Mountain – City – Sea

With your feet in the saltwater of Tacoma’s Commencement Bay, the 14,411-foot summit of Mount Rainier is only 42 miles away. That 42 miles is packed with art museums, pristine parks, meticulously preserved history, stadium-sized entertainment, hiking, biking, paddling and swimming.



Wild Flowers Mt Rainier

Mount Rainier is a landscape masterpiece; nature’s magnum opus that paints itself twice a day, at dawn and dusk. It’s Pierce County’s 14,411-foot backdrop, and you don’t have to try for the summit to benefit from its grandeur. Leisurely day hikes take families through old-growth forest, and even from the road, you can enjoy sweeping views around every bend on the way up to Paradise. At Paradise and Longmire, the two full-service recreation areas, you’re more likely to find families on a picnic than adventurers scaling boulders. Whether you’re hoping for a summer walk through the wildflowers or a winter snowshoe trek up at Paradise (or anything in between), the Mountain is calling.

Learn more about Mount Rainier.



View from Tacoma Art Museum balcony

Tacoma is Washington state’s third-largest city, and a major metropolis packed to overflowing with live music, museum hopping, coffee tasting, craft-beer crawling, shopping, and glass-art rubbernecking. In short, it's a mid-sized city that punches above its weight with attractions and culture.

Still, just minutes beyond Tacoma’s borders lie the smaller communities that offer unique history, Americana, golf and nature experiences.

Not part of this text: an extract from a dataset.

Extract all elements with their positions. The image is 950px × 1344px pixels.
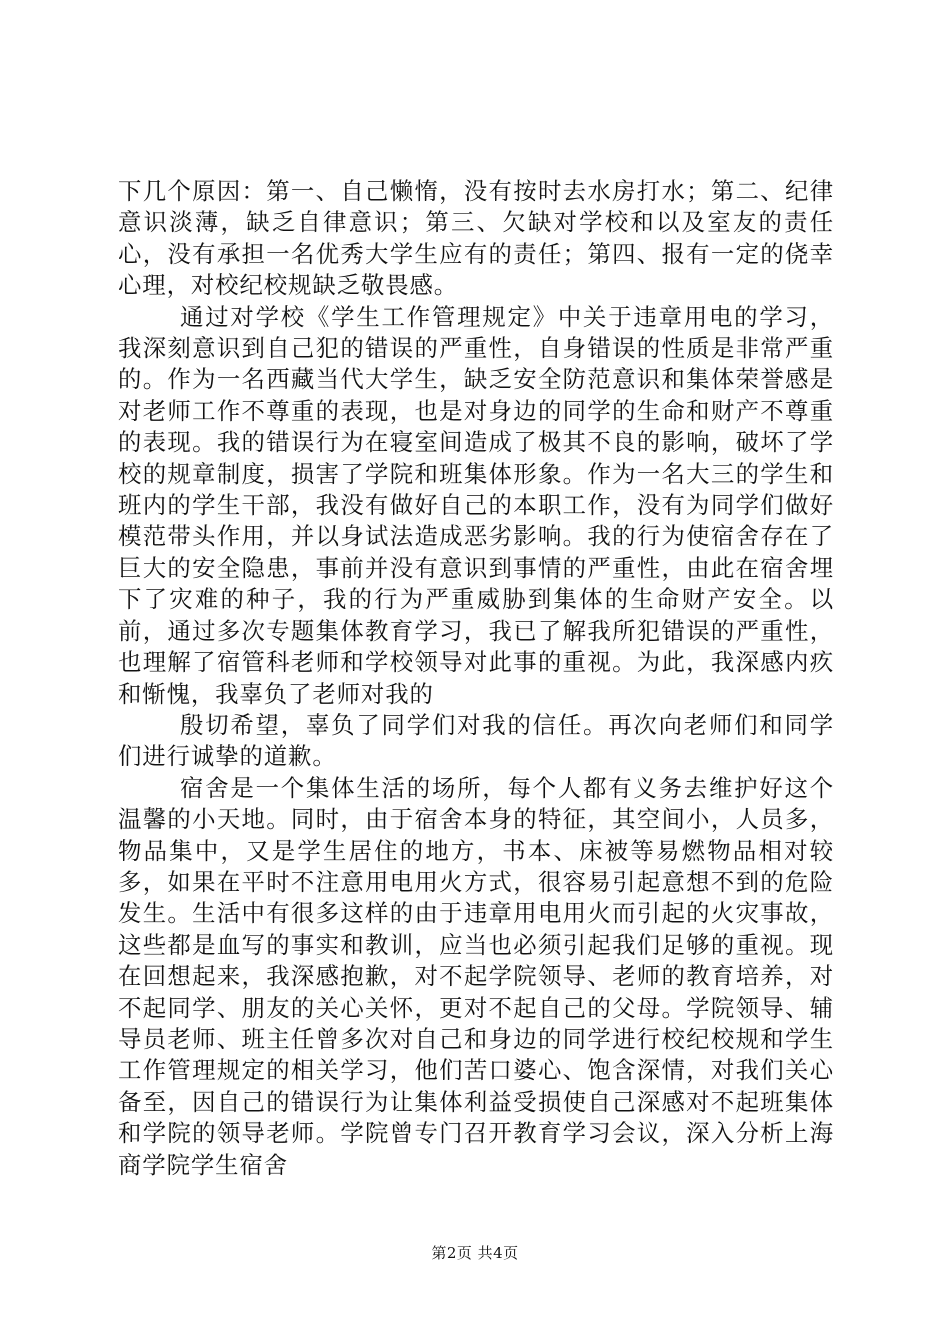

The cities of Puyallup and Sumner give you a glimpse back in time with an unparalleled ambiance of Americana: Cozy shops along Main Street, bakeries with local specialties and sprawling parks in the middle of downtown. Fife is the entertainment hub of the area, with entertainment venues such as the Emerald Queen Hotel and Casino, and just up the street from the Tacoma Dome. Gig Harbor is a relaxed waterfront village abounding with recreational boating opportunities. The gardens and nature trails of DuPont, Lakewood and University Place pair well with the championship golf located there with Chambers Bay Golf Course and The Home Course. And iconic Mount Rainier towers over it all; a paradise for outdoor enthusiasts seeking an easy hike through the wildflowers, a picnic lunch spot or an adventurous afternoon or weekend of bouldering and climbing.

Learn more about Tacoma, and the cities that make Pierce County the True Northwest.



Paddleboarders at sunset

Shoreline has exerted a primal magnetic influence on humanity since we walked upright, and it remains so in Pierce County, drawing visitors and residents with equal force. Pierce County's 1,100 miles of saltwater shoreline (13 miles in the city of Tacoma) afford kayakers, paddlers and swimmers an extraordinary and unique vantage point to experience the region. Possible encounters with Commencement Bay's Orca and humpback whales, as well as harbor seals and birds of prey make every outing at sea an adventure, but one that's accessible to those of all skill levels.

The trails along the waterfront are purpose-built for those who just want to enjoy a scenic walk with waves of nature’s finest soundtrack. Tacoma’s Ruston Way Waterfront in particular showcases a two-mile pedestrian path interspersed with parks, docks, restaurants, shopping and museums.